First he reached out to Emirates airline to use one of their aircraft hangars to paint the work, but they suggested reaching out to Atlantis about using the ballroom. “I slept in the ballroom for eight months,” says Jafri. “My wife and daughter had a room upstairs – I never slept in it. And when my daughter was in the ballroom, seeing Dad paint for 20 hours is a bit boring, so she played in her Wendy House in the corner of the Zimmer So it was a surreal time. We were the only people in the hotel – my daughter rolled completely empty through the Atlantis Hotel. “

Physically, it has taken its toll, he says, “I paint a bit like Pollock. I stand but I have to bend down to paint.
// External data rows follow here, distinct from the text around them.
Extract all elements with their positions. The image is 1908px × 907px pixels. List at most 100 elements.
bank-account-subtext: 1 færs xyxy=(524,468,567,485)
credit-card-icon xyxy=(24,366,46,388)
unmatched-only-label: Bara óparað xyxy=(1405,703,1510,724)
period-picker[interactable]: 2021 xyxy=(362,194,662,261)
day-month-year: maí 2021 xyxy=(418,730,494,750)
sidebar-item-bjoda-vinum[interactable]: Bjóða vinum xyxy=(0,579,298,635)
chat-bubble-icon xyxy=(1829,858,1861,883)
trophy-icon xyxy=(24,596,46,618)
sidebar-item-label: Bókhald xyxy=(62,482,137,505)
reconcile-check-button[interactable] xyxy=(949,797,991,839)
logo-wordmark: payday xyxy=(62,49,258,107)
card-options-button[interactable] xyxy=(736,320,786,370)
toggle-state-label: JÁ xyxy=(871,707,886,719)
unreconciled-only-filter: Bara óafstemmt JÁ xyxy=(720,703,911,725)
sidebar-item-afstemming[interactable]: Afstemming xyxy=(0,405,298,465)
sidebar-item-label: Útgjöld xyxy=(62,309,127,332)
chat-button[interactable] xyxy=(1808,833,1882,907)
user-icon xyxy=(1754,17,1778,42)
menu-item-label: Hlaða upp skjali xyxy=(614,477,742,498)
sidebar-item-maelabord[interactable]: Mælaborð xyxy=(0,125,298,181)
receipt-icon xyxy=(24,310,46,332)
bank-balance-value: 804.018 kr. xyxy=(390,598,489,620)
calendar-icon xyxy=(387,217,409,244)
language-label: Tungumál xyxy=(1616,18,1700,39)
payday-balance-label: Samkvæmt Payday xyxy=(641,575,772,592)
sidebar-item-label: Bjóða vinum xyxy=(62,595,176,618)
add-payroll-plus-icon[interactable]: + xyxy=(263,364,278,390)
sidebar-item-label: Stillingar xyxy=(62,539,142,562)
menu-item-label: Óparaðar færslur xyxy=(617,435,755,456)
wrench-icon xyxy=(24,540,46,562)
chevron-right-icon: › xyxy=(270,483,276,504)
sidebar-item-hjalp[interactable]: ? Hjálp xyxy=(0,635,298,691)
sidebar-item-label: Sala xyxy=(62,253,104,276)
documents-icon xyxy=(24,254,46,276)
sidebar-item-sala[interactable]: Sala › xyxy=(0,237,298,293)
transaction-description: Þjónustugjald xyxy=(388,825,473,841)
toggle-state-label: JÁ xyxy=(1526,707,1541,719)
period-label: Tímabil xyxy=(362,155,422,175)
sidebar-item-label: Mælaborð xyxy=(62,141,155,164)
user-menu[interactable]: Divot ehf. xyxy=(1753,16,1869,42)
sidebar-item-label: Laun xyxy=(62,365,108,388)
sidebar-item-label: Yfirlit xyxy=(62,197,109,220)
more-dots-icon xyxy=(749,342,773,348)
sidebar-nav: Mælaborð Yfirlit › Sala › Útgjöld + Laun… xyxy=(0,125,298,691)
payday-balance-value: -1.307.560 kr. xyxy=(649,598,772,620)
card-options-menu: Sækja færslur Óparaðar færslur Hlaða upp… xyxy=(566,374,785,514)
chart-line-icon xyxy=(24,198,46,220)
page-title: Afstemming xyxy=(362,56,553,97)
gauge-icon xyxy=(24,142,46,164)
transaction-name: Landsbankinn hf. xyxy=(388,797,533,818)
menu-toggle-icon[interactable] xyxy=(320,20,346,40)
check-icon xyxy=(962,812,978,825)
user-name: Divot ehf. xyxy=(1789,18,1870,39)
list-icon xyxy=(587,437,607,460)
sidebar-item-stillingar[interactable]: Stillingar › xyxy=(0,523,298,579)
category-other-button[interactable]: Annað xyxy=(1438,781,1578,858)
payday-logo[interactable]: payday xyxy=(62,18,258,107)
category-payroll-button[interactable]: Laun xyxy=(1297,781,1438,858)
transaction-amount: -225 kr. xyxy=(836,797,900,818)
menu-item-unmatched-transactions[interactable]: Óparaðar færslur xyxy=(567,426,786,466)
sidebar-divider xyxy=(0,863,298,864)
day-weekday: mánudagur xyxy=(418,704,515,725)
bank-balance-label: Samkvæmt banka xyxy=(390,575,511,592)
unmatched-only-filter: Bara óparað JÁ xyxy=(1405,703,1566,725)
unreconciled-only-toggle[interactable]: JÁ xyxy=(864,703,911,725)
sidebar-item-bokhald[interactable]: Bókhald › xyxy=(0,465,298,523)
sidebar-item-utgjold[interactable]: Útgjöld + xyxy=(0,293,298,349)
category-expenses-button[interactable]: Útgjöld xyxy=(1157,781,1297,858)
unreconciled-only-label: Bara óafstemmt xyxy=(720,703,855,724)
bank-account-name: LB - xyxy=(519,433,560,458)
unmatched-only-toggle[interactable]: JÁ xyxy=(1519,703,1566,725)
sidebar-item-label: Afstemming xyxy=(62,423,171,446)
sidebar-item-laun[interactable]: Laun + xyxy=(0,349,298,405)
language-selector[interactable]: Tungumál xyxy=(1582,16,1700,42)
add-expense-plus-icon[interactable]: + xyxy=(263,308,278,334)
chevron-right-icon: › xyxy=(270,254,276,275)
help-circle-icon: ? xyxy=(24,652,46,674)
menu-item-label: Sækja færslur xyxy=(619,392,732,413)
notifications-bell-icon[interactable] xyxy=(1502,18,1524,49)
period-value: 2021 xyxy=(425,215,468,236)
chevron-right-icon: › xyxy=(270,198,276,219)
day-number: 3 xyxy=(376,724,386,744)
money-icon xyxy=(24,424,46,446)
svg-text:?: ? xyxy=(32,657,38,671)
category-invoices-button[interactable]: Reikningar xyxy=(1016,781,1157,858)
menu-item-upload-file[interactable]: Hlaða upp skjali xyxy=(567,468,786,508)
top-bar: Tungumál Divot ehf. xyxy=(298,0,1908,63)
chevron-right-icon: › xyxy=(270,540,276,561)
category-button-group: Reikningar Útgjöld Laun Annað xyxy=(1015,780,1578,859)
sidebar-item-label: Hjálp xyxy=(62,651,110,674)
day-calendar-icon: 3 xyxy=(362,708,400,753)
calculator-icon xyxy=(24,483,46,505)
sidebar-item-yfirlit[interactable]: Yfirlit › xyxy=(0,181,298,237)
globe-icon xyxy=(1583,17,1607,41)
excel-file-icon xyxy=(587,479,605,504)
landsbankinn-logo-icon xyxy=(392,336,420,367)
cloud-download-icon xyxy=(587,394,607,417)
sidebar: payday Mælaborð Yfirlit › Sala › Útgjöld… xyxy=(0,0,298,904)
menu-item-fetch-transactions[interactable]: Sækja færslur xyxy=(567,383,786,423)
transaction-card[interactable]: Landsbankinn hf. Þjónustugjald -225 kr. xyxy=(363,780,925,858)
This was an 18,000 square foot canvas, but I paint with a 1.5-inch Brush I had emergency back surgery where I put a bar through my spin and put improper padding between two vertebrae, my pelvis was out of line on both axes – my skeleton was out of line, and then my heels came off my feet. It was insane. I had pain reliever injections in my hip every four hours. “

Although the painting is the size of two soccer fields, he says: “I had no helpers, no assistants, because I’m a bit of a control freak.” To complete the painting, 1,065 brushes and 6,300 liters of paint were used, a homemade mixture of household paints, artist acrylic, linseed oil and crude oil pigment.

As for the canvas, Jafri says he was lucky: “I called a supplier who had a lot of canvas in the warehouse that was scheduled for Dubai Expo 2020, but of course that was delayed.”

Jafri with Andre Abdoune, who bought the painting
Courtesy Humanity Inspired

After completion, the canvas was cut up and placed on stretchers to sell the work as a smaller painting through six auctions, including one at the World Economic Forum in Davos. “I was the first artist to speak in the main forum in Davos. We wanted to have dinner with the ‘150 von Davos’ and sell works – with Bezos, Zuckerberg, all the big boys,” says Jafri.

The work has been on view in full for the past three months in Atlantis, The Palm. “This guy kept coming in with a heavy French accent and saying, ‘Sacha, you can’t break this painting, it would be a travesty.'” Says Jafri. “He came seven days in a row for about four or five hours a day.”

That man was Abdoune.

At the auction on Monday evening, phone bids came from “Miami, LA, Mexico, South America, London, a lot in Switzerland – I think these are all the guys who made a lot of money with crypto – China and Hong Kong,” Jafri says. “Then Andre bid at $ 50 million and he got it at $ 62 million.”

Of Abdoune’s intended museum, Jafri says, “The kind of land it is could be helped by the rulers, they could give us land. We want to create a spiritual place like Rothko’s Church in Nevada.” He adds that they are also hoping to hold workshops for special needs and disadvantaged children: “Fly them to Dubai for a week, put them up – there will be living quarters to sleep in. There will be a kitchen – it will be like a soup kitchen for the world’s orphaned refugees. “

And to make that clear, Abdoune pays in dollars, not in cryptocurrencies. “He’s already made a substantial down payment and is paying the rest in three installments in three installments over a period of six weeks,” says Jafri.